As technology progresses, older tech is often rendered obsolete. This idea, known as creative destruction, can be applied to any industry and any technology. For an easy example, just look

at how a single smartphone has made obsolete digital cameras, CD players, watches, and a host of other technologies. The market research industry is not immune to creative destruction, and these five past staples of the industry are on their way out.

1. PowerPoint

Nothing is more ubiquitous or more stereotypical of MR than the PowerPoint presentation. The platform has long been dominant as a quick and easy way to demonstrate the results of research in a visible, geographical manner. Eventually, however, this (some would say) stale and old, but foundational, tool will be replaced.

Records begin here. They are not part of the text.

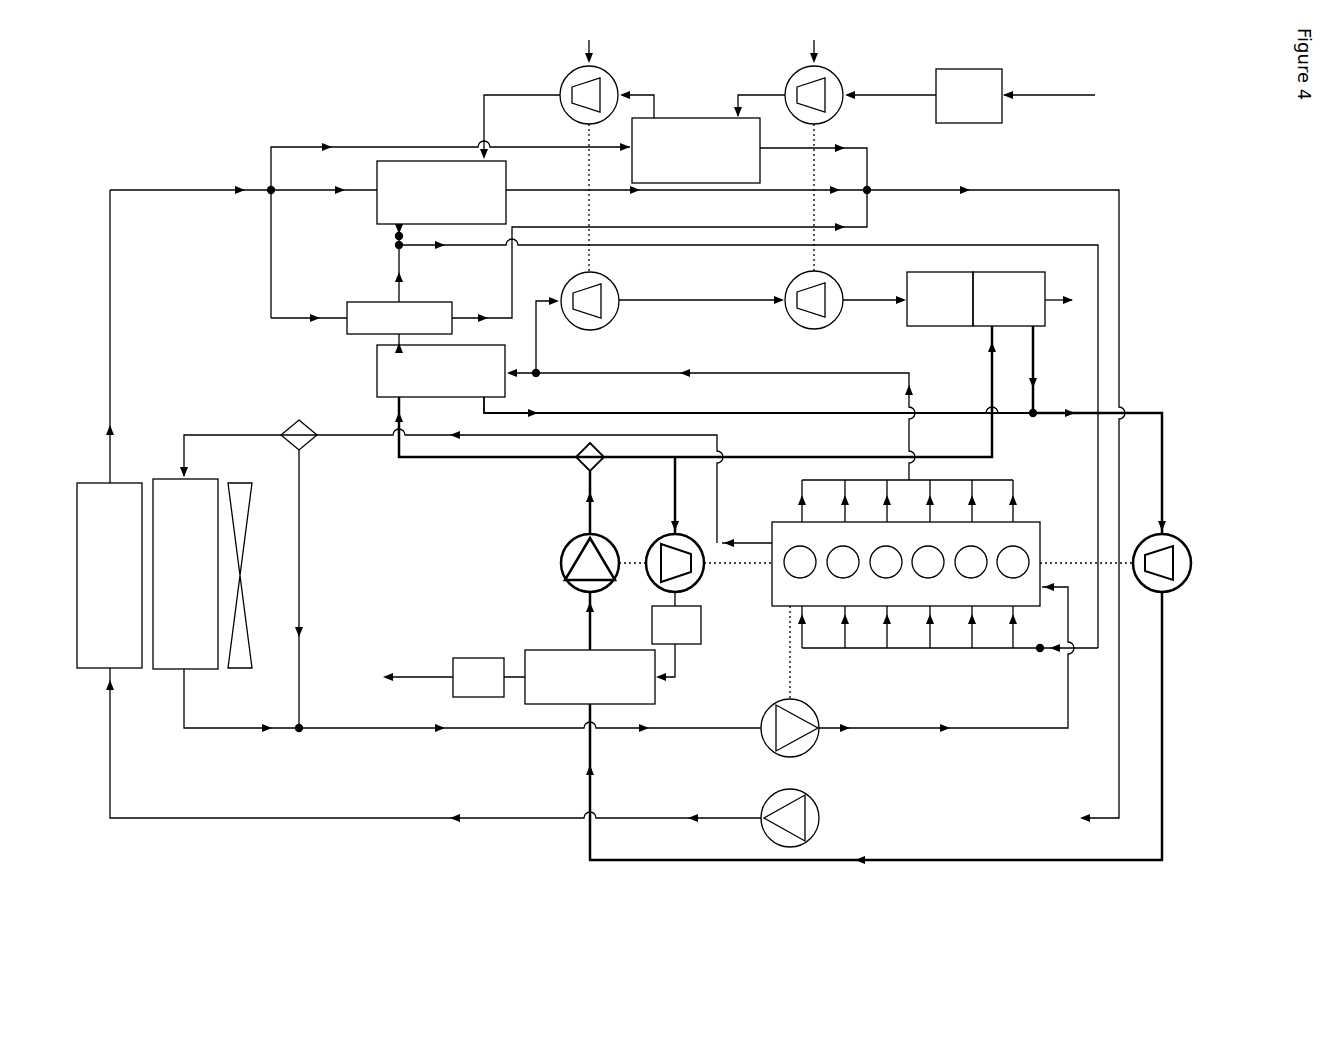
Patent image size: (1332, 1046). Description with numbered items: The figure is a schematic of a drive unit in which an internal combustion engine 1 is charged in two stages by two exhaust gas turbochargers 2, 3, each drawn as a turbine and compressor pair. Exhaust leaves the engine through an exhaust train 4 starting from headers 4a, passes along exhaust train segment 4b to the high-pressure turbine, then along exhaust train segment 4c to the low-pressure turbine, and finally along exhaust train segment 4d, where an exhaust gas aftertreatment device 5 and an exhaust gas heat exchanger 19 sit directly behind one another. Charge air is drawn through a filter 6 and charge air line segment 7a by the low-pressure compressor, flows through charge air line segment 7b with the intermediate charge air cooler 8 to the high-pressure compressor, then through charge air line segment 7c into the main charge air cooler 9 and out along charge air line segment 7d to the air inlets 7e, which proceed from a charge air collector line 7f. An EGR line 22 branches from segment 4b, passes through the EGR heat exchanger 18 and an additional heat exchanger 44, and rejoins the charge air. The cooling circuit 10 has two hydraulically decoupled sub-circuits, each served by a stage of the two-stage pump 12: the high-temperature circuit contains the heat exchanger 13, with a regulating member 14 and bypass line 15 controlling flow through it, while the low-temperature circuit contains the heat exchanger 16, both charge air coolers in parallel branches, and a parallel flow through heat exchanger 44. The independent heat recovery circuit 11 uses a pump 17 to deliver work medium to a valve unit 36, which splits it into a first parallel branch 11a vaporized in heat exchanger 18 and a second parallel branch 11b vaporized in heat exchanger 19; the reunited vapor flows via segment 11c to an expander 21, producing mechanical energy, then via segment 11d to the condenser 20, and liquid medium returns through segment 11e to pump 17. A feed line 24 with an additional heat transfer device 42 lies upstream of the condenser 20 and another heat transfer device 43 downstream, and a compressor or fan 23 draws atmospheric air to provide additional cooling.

The internal combustion engine 1 is at (1035, 540).
The exhaust gas turbocharger 2 is at (812, 37).
The exhaust gas turbocharger 3 is at (586, 37).
The exhaust train 4 is at (889, 355).
The headers 4a is at (800, 508).
The exhaust train segment 4b is at (727, 370).
The exhaust train segment 4c is at (697, 292).
The exhaust train segment 4d is at (877, 292).
The exhaust gas aftertreatment device 5 is at (940, 299).
The filter 6 is at (1015, 96).
The charge air line segment 7a is at (905, 92).
The charge air line segment 7b is at (735, 100).
The charge air line segment 7c is at (497, 79).
The charge air line segment 7d is at (633, 247).
The air inlets 7e is at (930, 630).
The charge air collector line 7f is at (858, 650).
The intermediate charge air cooler 8 is at (696, 150).
The main charge air cooler 9 is at (441, 192).
The cooling circuit 10 is at (427, 578).
The heat recovery circuit 11 is at (1190, 426).
The first parallel branch 11a is at (436, 483).
The second parallel branch 11b is at (700, 485).
The cooling circuit segment 11c is at (1163, 460).
The cooling circuit segment 11d is at (656, 862).
The cooling circuit segment 11e is at (585, 638).
The pump 12 is at (769, 684).
The heat exchanger 13 is at (202, 574).
The regulating member 14 is at (308, 445).
The bypass line 15 is at (300, 553).
The heat exchanger 16 is at (109, 575).
The pump 17 is at (604, 582).
The EGR heat exchanger 18 is at (441, 365).
The exhaust gas heat exchanger 19 is at (1023, 299).
The condenser 20 is at (590, 677).
The expander 21 is at (1176, 588).
The EGR line 22 is at (560, 397).
The compressor or fan 23 is at (696, 580).
The feed line 24 is at (683, 668).
The valve unit 36 is at (598, 468).
The heat transfer device 42 is at (676, 618).
The heat transfer device 43 is at (454, 677).
The heat exchanger 44 is at (399, 279).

The only question is, what interactive, visual, and intuitive technology will replace it?

2. Quantitative and Qualitative Analysis

Just as PowerPoint forces information to be presented in a linear, compartmentalized fashion, Quant and Qual force market research into discrete segments. The time is quickly approaching, however, where this duality—this segmentation—will no longer suffice. Both methods will merge into a new way of recording, analyzing, and presenting information.

3. Focus Groups In-Person

Focus groups are essential for market research—that can’t be denied. Already, it’s growing difficult to entice consumers to sit down in a bland boardroom to absorb media and return opinions, however. Instead, focus groups are moving into the digital arena. Communities are already forming around the idea of advanced testing and feedback; the traditional focus groups are going online.

4. Online Surveys

Now, who has the patience to sit down and take an hour-long survey about washing machines, car commercials, snack crackers, or tennis balls? Websites offering reward points and tangible benefits are struggling to maintain their user base already, and that’s with easy-to-earn monetary incentives already available. No, the traditional online survey is doomed, and the future lies in quick, five minute or less polls delivered through mobile platforms. No one is going to sit at their computer and answer 100 questions. But, plenty of people will press a quick set of answers into a mobile app, knowing that doing so earns them a few points towards a reward.

5. The Idea of Rationality

Almost all of traditional MR is based on the idea that humans behave rationally, make decisions rationally, and will react the same way to the same stimulus every time. For this reason, online surveys are often filled with individual motivators and rankings. Soon, however, technology is going to enable an entirely different way of making decisions, a way that doesn’t respond to the rational frame of the existing means of research. The world’s paradigms are changing, and the MR industry needs to keep up.